All of the elements for great television were there as we witnessed Disney chairman Michael Eisner under siege. All of his plans went up in flames, as Comcast, cable's 900-pound gorilla from Philly, showed up on his doorstep, giving a now-familiar — but most unwanted — bear hug.
Disney's beleaguered chairman has been fighting the battle of his life, trying to keep control the company as two former board members remain engaged in a bitter war to depose him.
Even Pixar Corp. — the computer-animation company responsible for such major Disney box-office hits as Finding Nemo — turned on Eisner in his hour of need, signaling that it wanted to end the relationship.
For his part, Eisner wasn't too nice during a CNBC interview last week about the Pixar rift. Disney has decades of experience in animation, he said, treating Pixar's defection like an annoying gnat biting his arm.
And maybe that's all it was to him, considering Comcast's attack on the mouse house.
Eisner has been making the rounds to call on institutional investors. Last week, he held a meeting with analysts at Walt Disney World in Orlando, Fla. — a bid to convince them that Disney was indeed on the uptick and that the future, under his leadership, was brighter than ever.
Instead, Eisner found himself on the defensive, forced to address this most unanticipated turn of events with Comcast's unwelcome, but deliciously timed, overture.
As this high-stakes drama unfolds, many unanticipated twists and turns lie ahead. For instance, what was Eisner thinking when he decided to hold the company's annual shareholder meeting on March 3 — in Philadelphia?
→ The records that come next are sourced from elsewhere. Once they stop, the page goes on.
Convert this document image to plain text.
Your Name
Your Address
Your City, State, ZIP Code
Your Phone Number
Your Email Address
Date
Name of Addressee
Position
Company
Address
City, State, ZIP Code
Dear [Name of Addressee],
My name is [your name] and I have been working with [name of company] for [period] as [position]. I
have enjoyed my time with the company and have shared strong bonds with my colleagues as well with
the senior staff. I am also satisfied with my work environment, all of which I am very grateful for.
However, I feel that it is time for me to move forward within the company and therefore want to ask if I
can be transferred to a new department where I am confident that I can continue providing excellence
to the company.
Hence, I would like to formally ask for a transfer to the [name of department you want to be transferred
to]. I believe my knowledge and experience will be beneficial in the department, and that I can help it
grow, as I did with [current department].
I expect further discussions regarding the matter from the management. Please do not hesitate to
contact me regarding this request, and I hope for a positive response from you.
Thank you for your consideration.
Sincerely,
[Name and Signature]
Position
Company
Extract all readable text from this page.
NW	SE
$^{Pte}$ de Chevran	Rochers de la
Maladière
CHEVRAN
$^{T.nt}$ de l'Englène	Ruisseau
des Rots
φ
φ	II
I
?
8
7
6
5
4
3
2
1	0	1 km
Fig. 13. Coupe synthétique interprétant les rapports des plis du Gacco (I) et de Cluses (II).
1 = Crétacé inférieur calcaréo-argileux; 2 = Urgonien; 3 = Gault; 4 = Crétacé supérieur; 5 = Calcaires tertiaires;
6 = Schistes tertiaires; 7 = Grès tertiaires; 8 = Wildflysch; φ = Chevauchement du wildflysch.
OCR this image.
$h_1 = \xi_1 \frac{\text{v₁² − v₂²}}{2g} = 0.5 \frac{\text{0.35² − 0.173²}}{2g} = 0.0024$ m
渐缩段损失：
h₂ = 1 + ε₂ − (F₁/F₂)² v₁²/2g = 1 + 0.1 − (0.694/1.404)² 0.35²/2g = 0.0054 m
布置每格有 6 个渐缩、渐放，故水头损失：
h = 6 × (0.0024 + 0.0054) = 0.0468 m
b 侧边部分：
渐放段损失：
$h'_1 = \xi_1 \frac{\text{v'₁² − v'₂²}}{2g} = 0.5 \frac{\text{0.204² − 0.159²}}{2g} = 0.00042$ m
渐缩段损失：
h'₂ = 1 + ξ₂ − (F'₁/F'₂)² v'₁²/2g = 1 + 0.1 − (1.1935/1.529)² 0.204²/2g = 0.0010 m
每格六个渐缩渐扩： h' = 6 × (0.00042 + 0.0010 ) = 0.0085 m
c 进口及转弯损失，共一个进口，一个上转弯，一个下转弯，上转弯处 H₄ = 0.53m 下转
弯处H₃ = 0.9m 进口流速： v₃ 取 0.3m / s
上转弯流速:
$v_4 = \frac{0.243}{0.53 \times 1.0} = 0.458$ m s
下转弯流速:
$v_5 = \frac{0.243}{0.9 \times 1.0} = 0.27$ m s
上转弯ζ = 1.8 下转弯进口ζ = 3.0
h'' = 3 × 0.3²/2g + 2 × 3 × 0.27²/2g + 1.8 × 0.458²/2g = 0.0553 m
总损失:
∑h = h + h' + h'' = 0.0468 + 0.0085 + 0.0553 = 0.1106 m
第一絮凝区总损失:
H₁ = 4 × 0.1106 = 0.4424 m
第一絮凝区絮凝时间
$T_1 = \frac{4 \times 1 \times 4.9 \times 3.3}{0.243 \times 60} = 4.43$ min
Eisner knew that a bid by Comcast would come, one day or another. Was he being courteous? Was he trying to make any potential meeting between the two parties less geographically challenging?
Or maybe Eisner is counting on whipping up Disney shareholders to dismiss this unsolicited bid, and perhaps picket Comcast's headquarters — rallying against more media consolidation while also painting the nation's No. 1 MSO, with its 22 million subscribers, as the devil incarnate.
Meanwhile, Comcast Corp. president Brian Roberts and Comcast Cable president Steve Burke look like they came straight out of central casting. The two were as cool as cucumbers as they told CNBC viewers why this deal is so good.
Those Comcast guys sure are smart — and don't come off as arrogant and cocky as they outline their vision of the broadband future and why the vertical integration of these two companies is such a good thing.
And all of this brought to you courtesy of CNBC. Honestly, you couldn't talk to a person in cable last week without hearing the familiar drone of the business-news network in the background. This was truly appointment television — the kind of programming that has folks gathered around the water cooler again.
Heck, this programming was far more intriguing than Janet Jackson's costume failure during the Super Bowl. Mercifully, we now have something far more compelling to talk about.
What does Comcast's move say for the future health of cable? It says CNBC's ratings will soar.